Submitted by CyberHub Summit on Fri, 08/10/2018 - 13:07
You've Got Mail
You've Got Mail

Emails are becoming an unavoidable threat to our security.

Both emails and attachments can be highly hazardous to the health of your business.

Why?

Hackers send emails containing viruses, worms and trojans which when activated, infect the host computer, paralyzing, encrypting key documents or providing remote and silent access to the sender. 

[Cyberhub Summit is Coming back to Atlanta, Ga | October 9-10, 2018 - Cyber Security education for executives and business owners and Powerful Networking. | Get the latest from Cyberhub Summit by signing up for their newsletters. ]

This is nothing new, what is however, a worrying and powerful trend is the frequency and the force that commercial businesses are being attacked.

Unknown senders

Viruses are spread because email account holders open emails from unknown sources and download their attachments.

Sometimes.

If only it was that simple, as people have become warier of unknown senders, hackers have changed shape and will hack into email accounts to send emails to their contacts, so now we must be wary of emails from friends and colleagues – and that's just our personal accounts.

Spear-phishing email campaigns target commercial email accounts all the way up the corporate ladder and into the government sphere to take advantage of security vulnerabilities and unfortunately for business, there simply isn't any easy way to avoid emails, in fact many businesses are dependent on an exchange of documents via email.

A stunning example of this has been the recent takedown of three top operatives from FIN7.

Say Hello to FIN7

Recently in the news are the FIN7 hackers who are thought to have stolen over a billion dollars worldwide, including over 15million credit card details in the US alone.

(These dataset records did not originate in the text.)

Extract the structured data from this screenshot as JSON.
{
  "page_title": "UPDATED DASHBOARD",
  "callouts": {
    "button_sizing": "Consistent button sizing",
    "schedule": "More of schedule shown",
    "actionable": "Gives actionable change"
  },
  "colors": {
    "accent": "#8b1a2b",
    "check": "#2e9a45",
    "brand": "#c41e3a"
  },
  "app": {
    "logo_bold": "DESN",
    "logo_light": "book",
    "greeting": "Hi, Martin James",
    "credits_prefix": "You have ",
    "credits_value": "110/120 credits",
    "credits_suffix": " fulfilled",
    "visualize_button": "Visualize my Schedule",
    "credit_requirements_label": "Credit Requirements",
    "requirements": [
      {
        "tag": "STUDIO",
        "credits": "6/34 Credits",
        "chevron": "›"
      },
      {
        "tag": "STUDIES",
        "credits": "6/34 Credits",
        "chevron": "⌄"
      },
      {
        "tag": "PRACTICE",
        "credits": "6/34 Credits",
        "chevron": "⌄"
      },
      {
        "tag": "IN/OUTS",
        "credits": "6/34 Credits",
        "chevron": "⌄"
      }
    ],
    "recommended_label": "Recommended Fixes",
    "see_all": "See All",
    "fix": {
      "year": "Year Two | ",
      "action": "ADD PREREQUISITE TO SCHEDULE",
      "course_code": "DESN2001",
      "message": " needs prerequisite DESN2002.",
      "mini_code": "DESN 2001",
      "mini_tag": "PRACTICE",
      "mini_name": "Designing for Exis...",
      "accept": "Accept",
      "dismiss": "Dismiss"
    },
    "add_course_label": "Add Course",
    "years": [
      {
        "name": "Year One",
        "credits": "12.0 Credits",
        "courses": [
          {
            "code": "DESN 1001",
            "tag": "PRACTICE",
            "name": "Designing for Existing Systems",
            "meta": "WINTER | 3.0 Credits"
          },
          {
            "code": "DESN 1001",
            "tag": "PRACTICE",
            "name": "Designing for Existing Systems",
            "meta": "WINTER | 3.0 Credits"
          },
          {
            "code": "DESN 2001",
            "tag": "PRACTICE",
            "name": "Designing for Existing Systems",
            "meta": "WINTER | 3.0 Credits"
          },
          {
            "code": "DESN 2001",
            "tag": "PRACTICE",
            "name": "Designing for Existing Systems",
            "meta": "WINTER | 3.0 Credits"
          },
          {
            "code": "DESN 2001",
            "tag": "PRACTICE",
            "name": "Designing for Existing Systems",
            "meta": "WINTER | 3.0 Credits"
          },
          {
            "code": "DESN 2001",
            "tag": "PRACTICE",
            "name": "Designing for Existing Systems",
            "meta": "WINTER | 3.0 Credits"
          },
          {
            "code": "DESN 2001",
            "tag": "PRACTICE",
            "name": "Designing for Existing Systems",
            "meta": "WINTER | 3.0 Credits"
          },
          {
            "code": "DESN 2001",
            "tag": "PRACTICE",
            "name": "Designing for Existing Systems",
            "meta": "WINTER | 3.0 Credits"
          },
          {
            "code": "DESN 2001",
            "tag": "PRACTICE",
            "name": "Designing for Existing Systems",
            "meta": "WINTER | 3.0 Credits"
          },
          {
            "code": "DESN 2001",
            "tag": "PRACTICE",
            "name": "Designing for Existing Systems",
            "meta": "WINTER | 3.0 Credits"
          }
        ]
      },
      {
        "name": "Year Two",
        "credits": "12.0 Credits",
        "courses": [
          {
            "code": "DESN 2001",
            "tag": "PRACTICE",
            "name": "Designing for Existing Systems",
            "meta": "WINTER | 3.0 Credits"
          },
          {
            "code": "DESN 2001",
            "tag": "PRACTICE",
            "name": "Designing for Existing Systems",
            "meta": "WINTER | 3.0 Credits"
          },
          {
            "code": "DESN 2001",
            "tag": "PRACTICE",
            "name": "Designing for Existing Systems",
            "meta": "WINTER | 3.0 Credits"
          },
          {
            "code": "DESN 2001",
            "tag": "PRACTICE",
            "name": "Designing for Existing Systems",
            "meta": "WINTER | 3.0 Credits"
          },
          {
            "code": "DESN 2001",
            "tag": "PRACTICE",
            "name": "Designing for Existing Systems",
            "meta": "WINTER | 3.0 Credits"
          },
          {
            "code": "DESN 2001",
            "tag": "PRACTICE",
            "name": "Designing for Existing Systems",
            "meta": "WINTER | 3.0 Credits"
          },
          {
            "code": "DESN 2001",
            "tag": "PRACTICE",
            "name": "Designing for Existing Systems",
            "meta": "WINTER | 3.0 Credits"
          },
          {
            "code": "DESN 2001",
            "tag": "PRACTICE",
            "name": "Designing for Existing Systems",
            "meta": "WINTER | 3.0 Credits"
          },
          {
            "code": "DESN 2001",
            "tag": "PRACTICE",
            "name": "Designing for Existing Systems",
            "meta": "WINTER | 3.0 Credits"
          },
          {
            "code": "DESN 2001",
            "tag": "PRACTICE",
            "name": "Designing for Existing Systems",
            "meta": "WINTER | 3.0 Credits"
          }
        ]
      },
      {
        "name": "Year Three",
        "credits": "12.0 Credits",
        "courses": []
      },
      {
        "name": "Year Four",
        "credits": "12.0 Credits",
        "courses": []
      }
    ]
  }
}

Using techniques akin to state sponsored attacks, this group has hit the financial sector with full force. The approaches have been varied and whilst private users may be able to avoid opening strangers' email, in the daily workings of many businesses, many have to do just that.  

FIN7 have capitalized on this fact to the extreme and last week, three members of the group Dmytro Fedorov, Fedir Hladyr, and Andrii Kopakov, all Ukranian nationals, were arrested and charged with 26 felony counts each, including conspiracy to wire fraud and identity theft.

An example of their methods shows just how difficult it is to avoid advanced phishing schemes.

Red Robin Gourmet Burgers

Last year, a Red Robin Gourmet Burgers employee received an email compliant with an attachment including 'further details' The diligent employee opened it and the malware began to infect Red Robins internal network.

Timeline

  • 3 days post attack - FIN7 had mapped Red Robin’s internal network.
  • One-week post attack – FIN7 had obtained a username and password for Red Robins POS software management program.
  • Two weeks post attack - FIN7 had uploaded with usernames and passwords for almost 800 red Robin locations with all manner of private data including control panels for alarm systems.

Can you mitigate your risk to hackers like FIN7?

Proceed with caution

With email attachments, be alert and avoid downloading or running an attachment unless necessary. Keep up to date with security patches.  In addition, you should be able to preview attachments, like PDF files without downloading.

If you’re using Gmail or Outlook.com, or Yahoo! Mail, your emails are automatically scanned for malware and flagged for warnings. Following this, your anti-virus, although imperfect, are good indicators of suspicious emails – don't ignore them!

Exercise caution with archived or encrypted files, like zip or rar files. To access these, you need to download the archived files and provide a password to look at the contents, this bypasses antiviruses programs from exploring the documents making it a good place to hide malware.

If you need to open attachments look first and foremostly at the file extension. Microsoft has made it clear that there are only a few file extensions that are safe: GIF, JPG or JPEG, TIF or TIFF, MPG or MPEG, MP3 and WAV. That's because these files actually reflect necessary file types – anything with a different file extension or a double extension such as image.gif.exe, has a high chance of being bogus.

A sample of potentially unsafe file extensions that can run malicious code include: .msi, .bat, .com, .cmd, .hta, .scr, .pif, .reg and js.

If your bank is sending you a file with XLS or TXT at the end, it's worth giving them a call before you open it as these types of documents have a higher frequency of being infected. Unfortunately, this also applies to excel files, heavily used for work-related purposes.

The bottom line is we may have to start using older methods (the phone) to check the safety of many more emails to be sure that we are doing our utmost to avoid scams.